Today there are four in the crew with another two waiting to train. Like so many places around the world, the impact of the Covid 19 pandemic has been felt in this small and resilient community on the south coast of Victoria.

Not long before the pandemic swept the globe, the region, which is in the Gippsland area of Victoria, was impacted by the Black Summer bushfires in late 2019 and early 2020.

Nestled in coastal bushland and surrounded by a lake, there is only one road in and one road out.

As the fire storm approached, it became clear that the community were in danger. With limited resources they were left with little choice but to evacuate.

 ‘They didn’t have the resources to bring out CFA strike force or any emergency services so we had to evacuate. What made it worse was that our water source is run through electricity and once the electricity goes, there goes our water. So we had no choice but to evacuate.
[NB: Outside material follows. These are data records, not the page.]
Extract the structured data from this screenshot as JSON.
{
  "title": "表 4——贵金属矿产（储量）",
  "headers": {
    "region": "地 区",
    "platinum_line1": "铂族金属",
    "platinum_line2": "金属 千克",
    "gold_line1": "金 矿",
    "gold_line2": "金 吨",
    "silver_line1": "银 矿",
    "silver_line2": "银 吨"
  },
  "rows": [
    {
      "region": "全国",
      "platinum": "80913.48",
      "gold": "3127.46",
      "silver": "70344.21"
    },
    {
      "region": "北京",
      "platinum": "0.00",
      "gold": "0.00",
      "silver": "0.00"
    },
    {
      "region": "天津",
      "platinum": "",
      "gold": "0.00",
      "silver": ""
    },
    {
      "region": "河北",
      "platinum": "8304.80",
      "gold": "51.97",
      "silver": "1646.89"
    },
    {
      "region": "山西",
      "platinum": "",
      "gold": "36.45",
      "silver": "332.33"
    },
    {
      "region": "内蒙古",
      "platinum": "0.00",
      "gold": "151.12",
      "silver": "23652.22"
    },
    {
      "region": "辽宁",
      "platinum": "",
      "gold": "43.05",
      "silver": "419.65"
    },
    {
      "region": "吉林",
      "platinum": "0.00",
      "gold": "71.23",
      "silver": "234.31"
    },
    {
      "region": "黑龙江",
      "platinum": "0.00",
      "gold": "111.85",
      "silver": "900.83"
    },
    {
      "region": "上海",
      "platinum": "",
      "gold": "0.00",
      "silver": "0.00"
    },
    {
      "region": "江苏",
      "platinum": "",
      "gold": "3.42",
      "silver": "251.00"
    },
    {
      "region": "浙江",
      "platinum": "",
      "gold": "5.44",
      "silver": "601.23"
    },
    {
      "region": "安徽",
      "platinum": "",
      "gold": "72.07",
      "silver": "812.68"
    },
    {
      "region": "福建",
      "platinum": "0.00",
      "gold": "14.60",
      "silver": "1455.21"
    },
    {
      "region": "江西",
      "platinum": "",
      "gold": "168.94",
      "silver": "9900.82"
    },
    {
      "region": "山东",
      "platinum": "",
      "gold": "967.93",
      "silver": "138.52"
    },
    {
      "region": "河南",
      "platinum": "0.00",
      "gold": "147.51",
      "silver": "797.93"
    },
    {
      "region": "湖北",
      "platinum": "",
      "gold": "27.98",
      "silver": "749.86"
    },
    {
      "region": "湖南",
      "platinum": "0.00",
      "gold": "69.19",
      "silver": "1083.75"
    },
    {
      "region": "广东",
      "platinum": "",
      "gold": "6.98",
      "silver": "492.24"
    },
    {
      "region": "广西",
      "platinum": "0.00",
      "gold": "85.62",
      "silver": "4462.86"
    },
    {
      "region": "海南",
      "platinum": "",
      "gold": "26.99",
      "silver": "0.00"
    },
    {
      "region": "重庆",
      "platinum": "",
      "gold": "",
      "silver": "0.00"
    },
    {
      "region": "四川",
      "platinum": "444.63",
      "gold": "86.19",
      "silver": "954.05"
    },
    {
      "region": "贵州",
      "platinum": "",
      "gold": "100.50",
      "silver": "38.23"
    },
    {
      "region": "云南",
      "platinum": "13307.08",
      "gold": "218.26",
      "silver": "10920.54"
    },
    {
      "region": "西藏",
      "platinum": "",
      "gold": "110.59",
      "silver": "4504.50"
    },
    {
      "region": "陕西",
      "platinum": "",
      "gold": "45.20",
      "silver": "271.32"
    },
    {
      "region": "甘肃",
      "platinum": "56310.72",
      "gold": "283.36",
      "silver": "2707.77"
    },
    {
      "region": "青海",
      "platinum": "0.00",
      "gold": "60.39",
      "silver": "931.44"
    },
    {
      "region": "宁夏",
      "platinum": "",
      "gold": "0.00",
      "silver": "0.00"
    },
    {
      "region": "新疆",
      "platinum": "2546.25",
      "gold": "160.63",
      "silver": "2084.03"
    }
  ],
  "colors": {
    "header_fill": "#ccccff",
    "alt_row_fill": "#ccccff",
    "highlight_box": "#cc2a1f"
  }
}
‘We had people in Sale, people in Bairnsdale. I was in Lakes because of me being CFA, I was separated from the family so I didn’t know how they were.

‘We had the army in and other resources. It was pretty hectic at the time.

‘I had the unit at the hotel with me just in case we had to go and pick somebody up and go somewhere to fight a fire. I was constantly on standby 24/7 throughout the whole time.

‘To sit there and watch everyone else evacuate, especially my own family, and I had to stay behind, it had a big impact.’

The impact of that summer is still being felt today. While Charmaine admits that she has had a tough couple of years, she’s fighting hard to make sure the community is not left vulnerable again.

‘We’re working on a proper evacuation plan. There are some people out here who don’t have vehicles so we need to look at trying to get funding for a little 12 seater or 14 seater to get people off the block… get some sleeping bags and little roll-out mattresses. We haven’t got generators.

‘I’d like to get more funding to build the shed bigger and get a second unit so one can stay here [the surveillance unit] and the other one can be used for strike teams.’

Charmaine is also keen to help others beyond her community.

‘Because I’ve become friends with a lot of people who have lost stuff, I’m trying to support them, places that have been really affected. That’s my goal now, trying to support them in any way I can. We’re all one. We try our hardest to support one another.

‘Within CFA itself, we’re all one big family.’

Charmaine is one of the many women working to keep communities safe.